We use a synthetic biology approach to promote tissue regeneration at traumatic wound sites. Tissue regeneration is composed of three primary processes: the regrowth of functional parenchymal tissue, the regrowth of support tissues, and the regrowth of vasculature to sustain the nascent tissue formation (angiogenesis).

Although tissue engineering has offered several effective solutions to address the first two processes, our project attempts to build upon these ideas and develop a more cost-effective and robust method to promote angiogenesis at traumatic wound sites. We have devised a circuit to be incorporated in a yeast chassis that efficiently expresses two vital angiogenic proteins--vascular endothelial growth factor (VEGF) and platelet derived growth factor (PDGF-β)--in a sequential and time-dependent manner that approximates the natural cascade of growth factor release in the human body. We also intend to submit a Biobrick-compatible yeast plasmid backbone for future use.

Contributions and Results

We contributed three genetic parts to the Registry, including a yeast plasmid backbone, PDGF sequence optimized for expression in yeast, and a related siRNA part for modular suppression and regulation.    

In addition, we published an in-depth human practices investigation of the legal and economic dimensions of intellectual property as it relates to synthetic biology, biomedical engineering, and our project.

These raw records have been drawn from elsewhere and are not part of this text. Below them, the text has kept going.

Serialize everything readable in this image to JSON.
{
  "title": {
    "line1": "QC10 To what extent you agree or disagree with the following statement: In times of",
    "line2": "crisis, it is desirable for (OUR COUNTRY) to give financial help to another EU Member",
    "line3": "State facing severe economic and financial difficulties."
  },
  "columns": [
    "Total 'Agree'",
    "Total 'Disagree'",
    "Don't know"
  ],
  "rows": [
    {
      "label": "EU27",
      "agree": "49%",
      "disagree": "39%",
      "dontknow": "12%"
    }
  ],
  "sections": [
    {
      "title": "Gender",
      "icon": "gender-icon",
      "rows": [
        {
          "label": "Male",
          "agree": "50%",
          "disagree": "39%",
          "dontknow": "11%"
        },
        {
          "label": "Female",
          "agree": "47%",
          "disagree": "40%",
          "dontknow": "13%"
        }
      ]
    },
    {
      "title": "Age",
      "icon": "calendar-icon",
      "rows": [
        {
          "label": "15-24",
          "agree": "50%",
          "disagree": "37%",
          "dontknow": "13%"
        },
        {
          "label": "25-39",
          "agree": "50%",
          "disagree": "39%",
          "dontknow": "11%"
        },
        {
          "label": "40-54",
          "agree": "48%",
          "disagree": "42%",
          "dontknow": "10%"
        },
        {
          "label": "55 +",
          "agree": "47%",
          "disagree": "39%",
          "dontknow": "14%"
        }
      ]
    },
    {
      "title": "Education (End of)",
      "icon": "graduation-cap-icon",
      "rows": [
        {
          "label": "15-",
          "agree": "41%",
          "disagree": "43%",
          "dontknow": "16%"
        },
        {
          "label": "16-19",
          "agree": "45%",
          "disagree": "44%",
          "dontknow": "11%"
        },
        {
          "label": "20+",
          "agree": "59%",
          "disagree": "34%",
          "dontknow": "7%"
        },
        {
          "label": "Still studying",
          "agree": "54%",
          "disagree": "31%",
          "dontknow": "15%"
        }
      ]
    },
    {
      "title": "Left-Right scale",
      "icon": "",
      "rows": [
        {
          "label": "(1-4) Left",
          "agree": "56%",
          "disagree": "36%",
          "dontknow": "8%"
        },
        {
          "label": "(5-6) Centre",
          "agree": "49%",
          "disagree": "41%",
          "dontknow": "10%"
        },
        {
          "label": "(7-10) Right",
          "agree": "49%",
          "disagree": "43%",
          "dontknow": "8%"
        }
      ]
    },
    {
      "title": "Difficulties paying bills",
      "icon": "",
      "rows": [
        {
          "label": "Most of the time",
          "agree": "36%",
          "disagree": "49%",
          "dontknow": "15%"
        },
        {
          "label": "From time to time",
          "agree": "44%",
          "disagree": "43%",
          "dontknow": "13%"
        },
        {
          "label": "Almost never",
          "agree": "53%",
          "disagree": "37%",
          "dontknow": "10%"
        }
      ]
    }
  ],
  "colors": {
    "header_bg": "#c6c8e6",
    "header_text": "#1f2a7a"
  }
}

Although set-backs in assembly prevented us from actually testing the complete circuit, we utilized ordinary differential equations to generate a model describing the behavior of each protein synthesis and employed the Michaelis-Menten Equation to describe the production of messenger RNAs. We further investigated the mathematical model using Matlab to explore the relationship between input and output, elucidiating the relationship between VEGF and PDGF-β over time.